1967 avait été une année horrible, à tous points de vue: après le triomphe de Aftermath en 1966, les Stones semblent perdus: ils ont abandonné la scène, mais ça ne leur profite guère; trois de leurs membres font de la prison en 1967 (Jagger, Richards, Brian Jones) et le train psychédélique passe près de les larguer: Between The Buttons et Their Satanic Majesties Request déçoivent leurs fans et leur conversion psychédélique, tardive par rapport aux Beatles, a un petit parfum d'opportunisme.
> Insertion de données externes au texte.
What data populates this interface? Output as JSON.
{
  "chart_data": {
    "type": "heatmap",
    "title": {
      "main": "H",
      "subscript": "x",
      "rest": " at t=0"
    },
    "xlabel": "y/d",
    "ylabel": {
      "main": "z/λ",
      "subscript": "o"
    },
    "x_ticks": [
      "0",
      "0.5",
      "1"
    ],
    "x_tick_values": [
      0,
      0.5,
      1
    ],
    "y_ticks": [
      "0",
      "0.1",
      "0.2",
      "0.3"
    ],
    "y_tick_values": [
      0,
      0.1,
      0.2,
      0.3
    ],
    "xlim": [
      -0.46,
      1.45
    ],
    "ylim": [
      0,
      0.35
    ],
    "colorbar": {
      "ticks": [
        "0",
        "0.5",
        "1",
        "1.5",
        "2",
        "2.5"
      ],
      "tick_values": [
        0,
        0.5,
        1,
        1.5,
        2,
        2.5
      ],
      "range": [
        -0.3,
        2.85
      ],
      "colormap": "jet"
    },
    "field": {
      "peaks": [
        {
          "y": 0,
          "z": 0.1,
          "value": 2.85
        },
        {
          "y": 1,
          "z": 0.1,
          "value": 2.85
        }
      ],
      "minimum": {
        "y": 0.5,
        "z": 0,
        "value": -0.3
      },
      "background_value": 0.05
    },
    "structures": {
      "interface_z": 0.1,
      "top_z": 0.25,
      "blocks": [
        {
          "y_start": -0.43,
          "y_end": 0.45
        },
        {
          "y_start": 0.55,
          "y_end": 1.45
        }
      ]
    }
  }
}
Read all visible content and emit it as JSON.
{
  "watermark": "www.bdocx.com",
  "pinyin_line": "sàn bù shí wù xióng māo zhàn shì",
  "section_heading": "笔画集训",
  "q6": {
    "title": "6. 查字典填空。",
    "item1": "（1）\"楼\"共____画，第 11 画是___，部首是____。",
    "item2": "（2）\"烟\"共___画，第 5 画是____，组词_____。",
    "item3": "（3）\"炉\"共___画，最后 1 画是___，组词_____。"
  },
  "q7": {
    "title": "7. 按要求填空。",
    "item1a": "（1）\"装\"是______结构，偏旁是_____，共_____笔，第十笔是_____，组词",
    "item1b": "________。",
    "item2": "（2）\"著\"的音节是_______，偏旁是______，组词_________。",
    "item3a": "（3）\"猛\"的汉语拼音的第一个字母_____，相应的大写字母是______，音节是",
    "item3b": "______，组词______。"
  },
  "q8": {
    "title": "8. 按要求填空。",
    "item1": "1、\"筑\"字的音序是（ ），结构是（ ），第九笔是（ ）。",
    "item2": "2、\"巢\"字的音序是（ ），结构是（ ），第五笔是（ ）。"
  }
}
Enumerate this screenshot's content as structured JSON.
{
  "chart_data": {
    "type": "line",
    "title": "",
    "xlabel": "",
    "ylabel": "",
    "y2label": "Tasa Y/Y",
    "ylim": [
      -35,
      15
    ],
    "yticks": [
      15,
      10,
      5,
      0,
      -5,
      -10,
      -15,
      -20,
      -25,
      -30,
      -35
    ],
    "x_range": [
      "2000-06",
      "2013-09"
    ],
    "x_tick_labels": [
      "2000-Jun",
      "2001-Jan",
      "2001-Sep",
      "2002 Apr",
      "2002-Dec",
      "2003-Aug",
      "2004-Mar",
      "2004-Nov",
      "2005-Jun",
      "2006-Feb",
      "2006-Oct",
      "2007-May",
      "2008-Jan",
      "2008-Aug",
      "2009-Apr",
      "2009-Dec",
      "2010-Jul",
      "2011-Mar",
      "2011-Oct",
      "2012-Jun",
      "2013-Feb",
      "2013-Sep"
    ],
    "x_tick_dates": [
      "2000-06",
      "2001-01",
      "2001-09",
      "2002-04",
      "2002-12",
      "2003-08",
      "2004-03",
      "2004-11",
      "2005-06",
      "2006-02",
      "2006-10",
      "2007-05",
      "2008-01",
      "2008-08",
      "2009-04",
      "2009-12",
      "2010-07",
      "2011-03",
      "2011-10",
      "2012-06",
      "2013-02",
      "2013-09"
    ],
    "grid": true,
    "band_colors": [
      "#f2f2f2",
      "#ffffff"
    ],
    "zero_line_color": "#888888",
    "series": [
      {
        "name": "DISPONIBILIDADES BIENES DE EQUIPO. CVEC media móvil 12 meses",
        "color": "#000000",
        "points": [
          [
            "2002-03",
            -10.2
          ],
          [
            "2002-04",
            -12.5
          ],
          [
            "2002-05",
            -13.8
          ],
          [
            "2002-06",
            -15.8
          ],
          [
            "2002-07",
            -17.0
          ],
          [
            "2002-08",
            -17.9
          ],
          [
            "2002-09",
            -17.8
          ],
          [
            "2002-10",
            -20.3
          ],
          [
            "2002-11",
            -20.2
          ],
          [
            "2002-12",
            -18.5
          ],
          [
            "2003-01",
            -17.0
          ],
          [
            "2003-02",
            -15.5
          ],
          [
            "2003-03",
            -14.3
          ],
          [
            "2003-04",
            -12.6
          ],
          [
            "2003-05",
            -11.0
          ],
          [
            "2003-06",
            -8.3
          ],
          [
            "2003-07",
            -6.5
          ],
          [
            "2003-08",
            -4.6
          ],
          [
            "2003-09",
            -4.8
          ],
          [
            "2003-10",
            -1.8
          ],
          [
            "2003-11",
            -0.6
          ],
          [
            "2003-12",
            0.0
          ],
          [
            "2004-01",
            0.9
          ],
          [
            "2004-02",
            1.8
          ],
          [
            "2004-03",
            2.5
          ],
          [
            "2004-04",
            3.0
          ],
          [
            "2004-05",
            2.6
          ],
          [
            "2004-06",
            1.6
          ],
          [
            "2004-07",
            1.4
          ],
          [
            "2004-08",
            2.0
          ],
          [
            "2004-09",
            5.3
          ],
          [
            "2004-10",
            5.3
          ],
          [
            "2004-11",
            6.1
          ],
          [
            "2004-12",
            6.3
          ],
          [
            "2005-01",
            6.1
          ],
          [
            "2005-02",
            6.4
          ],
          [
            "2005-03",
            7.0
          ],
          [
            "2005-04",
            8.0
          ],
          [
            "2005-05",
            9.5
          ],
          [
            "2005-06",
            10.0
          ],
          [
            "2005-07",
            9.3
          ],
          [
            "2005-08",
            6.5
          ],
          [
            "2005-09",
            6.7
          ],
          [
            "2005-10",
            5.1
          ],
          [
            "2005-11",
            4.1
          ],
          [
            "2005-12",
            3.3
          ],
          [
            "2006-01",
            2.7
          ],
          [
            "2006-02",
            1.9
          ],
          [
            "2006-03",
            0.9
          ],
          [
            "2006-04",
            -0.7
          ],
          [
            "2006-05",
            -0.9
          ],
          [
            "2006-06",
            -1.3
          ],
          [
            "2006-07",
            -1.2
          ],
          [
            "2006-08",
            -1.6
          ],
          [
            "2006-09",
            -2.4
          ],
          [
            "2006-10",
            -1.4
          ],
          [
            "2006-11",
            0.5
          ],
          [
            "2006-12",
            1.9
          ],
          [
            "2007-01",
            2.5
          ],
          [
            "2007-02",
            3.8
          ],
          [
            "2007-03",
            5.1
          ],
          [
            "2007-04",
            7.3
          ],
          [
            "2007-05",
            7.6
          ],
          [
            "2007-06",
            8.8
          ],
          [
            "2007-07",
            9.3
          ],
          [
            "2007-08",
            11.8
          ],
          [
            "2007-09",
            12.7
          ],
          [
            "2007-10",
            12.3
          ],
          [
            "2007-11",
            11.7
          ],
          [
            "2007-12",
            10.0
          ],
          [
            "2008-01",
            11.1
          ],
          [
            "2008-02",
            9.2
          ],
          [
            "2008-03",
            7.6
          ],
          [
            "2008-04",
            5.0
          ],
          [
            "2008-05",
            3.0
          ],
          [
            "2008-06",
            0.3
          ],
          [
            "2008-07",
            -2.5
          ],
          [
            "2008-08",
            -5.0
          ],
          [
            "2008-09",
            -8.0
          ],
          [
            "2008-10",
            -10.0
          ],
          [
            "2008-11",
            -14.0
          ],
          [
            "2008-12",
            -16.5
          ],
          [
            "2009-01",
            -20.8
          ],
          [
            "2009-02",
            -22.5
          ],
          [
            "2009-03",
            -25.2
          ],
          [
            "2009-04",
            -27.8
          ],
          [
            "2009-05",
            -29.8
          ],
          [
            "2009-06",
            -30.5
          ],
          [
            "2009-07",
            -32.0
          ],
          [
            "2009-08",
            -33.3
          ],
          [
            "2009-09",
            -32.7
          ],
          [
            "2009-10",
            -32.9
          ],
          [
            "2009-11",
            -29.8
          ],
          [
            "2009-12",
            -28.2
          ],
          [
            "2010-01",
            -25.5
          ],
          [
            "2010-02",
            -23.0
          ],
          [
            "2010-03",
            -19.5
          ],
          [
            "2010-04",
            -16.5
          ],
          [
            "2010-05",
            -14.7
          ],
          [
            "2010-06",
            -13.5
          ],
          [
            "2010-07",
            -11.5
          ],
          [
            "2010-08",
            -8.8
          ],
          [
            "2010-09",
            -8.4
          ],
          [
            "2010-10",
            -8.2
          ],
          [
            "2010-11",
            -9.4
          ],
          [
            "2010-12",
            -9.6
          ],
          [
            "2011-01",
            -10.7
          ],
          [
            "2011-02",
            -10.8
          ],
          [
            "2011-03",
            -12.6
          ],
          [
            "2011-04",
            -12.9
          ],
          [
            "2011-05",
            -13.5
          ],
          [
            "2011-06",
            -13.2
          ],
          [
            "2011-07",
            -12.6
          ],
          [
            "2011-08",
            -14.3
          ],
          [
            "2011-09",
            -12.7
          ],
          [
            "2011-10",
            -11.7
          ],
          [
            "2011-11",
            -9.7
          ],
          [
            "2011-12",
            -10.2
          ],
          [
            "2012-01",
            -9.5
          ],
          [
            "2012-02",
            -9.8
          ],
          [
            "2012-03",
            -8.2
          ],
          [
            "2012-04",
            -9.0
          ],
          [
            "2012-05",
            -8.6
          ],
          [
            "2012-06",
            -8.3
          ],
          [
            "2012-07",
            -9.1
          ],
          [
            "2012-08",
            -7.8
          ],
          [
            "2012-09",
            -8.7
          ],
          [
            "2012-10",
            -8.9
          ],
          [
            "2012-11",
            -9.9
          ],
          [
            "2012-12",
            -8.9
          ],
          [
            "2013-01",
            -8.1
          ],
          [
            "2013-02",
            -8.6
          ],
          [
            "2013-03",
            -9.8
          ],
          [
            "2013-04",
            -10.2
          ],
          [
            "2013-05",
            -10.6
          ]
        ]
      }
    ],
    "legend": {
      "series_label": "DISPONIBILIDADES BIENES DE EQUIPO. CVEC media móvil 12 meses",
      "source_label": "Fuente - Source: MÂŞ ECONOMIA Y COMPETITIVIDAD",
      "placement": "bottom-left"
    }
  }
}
La santé de Brian Jones décline, leur flamboyant manager et producteur Andrew Long Oldham, aux prises lui-même avec des problèmes de drogue et négligeant ses ouailles pour faire le party en Californie, quitte le bateau.

Eux qui étaient les hérauts d'un rock un peu sale patiné de blues et de r&b sont dépassés sur leur gauche et leur droite par les nouveaux dieux du rock bruyant: Cream et Clapton sur leur gauche et leur puissant blues-rock, Jimi Hendrix sur leur droite avec son soul-rock psychédélique; et les Who au centre, les nouveaux mauvais garçons du rock anglais, sauvages, bêtes, méchants, avec leur fou furieux Keith Moon à la batterie.

Non, 1968 s'annonçait mal.


Ils ont répliqué avec le meilleur album de leur illustre carrière. Beggar's Banquet.




C'est peu dire que signaler que Jagger et Richards signent la fin de la récréation et reviennent aux sources. C'était déjà palpable à la sortie du single Jumpin' Jack Flash en mai... Les sources, pour eux, c'est un mélange bordélique et réussi d'un rock blanc crispé assez agressif et de l'animalerie blues et r&b. Avec ici et là des hommages bien sentis au folk et au country. Ça sent Chicago qui prend un bain dans le rock anglais, ça sent le sud américain porté par cet interprète fascinant qu'est Mick Jagger.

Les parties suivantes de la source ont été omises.